I’m Toby from D-Fuse. We focus on environmental storytelling and have a strong background in filmmaking and audiovisual innovation. You can see that here. This is Nine Earths, a project that launched at the COP 26 climate change conference.
Before going into the application proper, I want to try and describe the impact of being one of these people because it gets to the heart of why we’re applying. There is something visceral in being confronted with this mosaic of people from all around the world. You start seeing patterns, it makes you think. But it rests on each of these hints and glimpses of life unpacking into real people living messy lives.
The challenge we’re addressing you can see here, it’s a data-led transition in creation and production. Previously we would fly around the world and film individual stories ourselves. We now design remote participation schemes and crowdsource that media. Before, we would then use an edit suite to arrive at a concrete form of the stories we’d gone out to film. Now the creation and production process is closer to exploring and visualising that crowdsourced data set. It’s unlocked this new way of relating you and I to the indexes and issues that matter. To those scary graphs.
The core problem is that the time burden of tagging and processing crowdsourced media is far too great for anybody but the research community – and us, but we’re foolhardy and it’s really limiting. Applying innovative new cross-cultural AI we are developing, we can automate the analysis of all this data. The benefit for the creative industries will be transformative.
This funding will enable us to create and test the software as a service prototype, de-risking the hardest capabilities required on our journey to a commercial product.
We are small and scrappy, but we’ve had big impact. I have no doubt we can deliver on this with your help.
Thank you.

‘UK registered micro or small businesses in the creative industries sector can apply for funding of up to £50,000 with a package of tailored support to grow their business.’
Creative Catalyst, InnovateUK

diary | 17 oct 2024 | tagged: citizenstories · dfuse

citizen stories / concept

nine earths invites audiences to see patterns and draw conclusions from its presentation of people living their lives around the world. at the project’s core is a creative spin on ethnography. now that’s a particular approach to media art/activism – contrast with the tired climate change imagery of smoke-stacks and polar bears. but beyond those particulars, there could be all sorts of creative uses of ethnography if only there were the tools to unlock the possibility. the tools we need ourselves…

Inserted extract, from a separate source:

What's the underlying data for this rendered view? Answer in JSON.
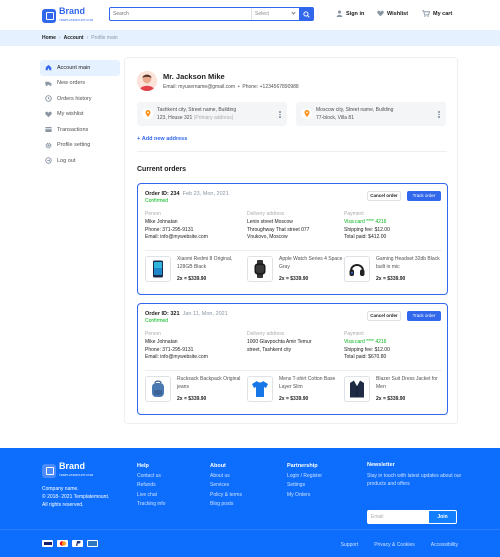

hence the pitch posted before this. that we won funding for! the work of that application was back in march, we found out over the summer, and there’s been much blocking bureaucracy since. but now the project can start in earnest.

the project is two things. an automation technology for tagging, transcribing and translating video. a product built around that technology that gets the video in, then facilitates the insights out.

what’s the minimum-viable version of that? the tech part is straightforward: we can get baseline functionality using commodity computer machine-learning/ai, so that part’s an integration job. the product part could be straightforward, in that we know the pieces needed. i drew them in the slide above. so that part could just be a user-experience job to create a cohesive whole out of them. in the broadest strokes –

the client is another business. their need is cultural insight. our offer is a creative-industries spin on ethnography made possible by

  • crowd-sourcing app to gather video data
  • automatic tagging (AI)
  • data explorer app for analysis

that is the straightforward answer, but i’m not sure it’s sufficient. take for example orbit, a research project to crowd-sourced a video dataset. the premise was people with low vision would better a future where AI could usefully ‘see’ for them. with this project–participant alignment, we had grounds to hope recruitment would go well.

the more examples you have when training ai, the better, so orbit had a further idea. it would have a crowd-sourcing camera app that people would actually want to use. it invested in product quality to unlock participation at scale. squint, and we’re in the ballpark of ‘suitable for the creative industries’.

in the end, participant recruitment was respectable but didn’t make the hoped-for leap of scale. we learnt that project–participant alignment for recruitment and product quality to convert that into productive participation was not enough.

so – it’s not sufficient yet, because there’s a missing recruitment and participation piece. to be commercially viable it needs to scale free of the transactional grind of financial reward and research staff intervention. in short, there needs to be a ‘why’ for people to get involved, and their friends too. this kind of crowd-sourcing is inherently extractive, and we need to turn that around.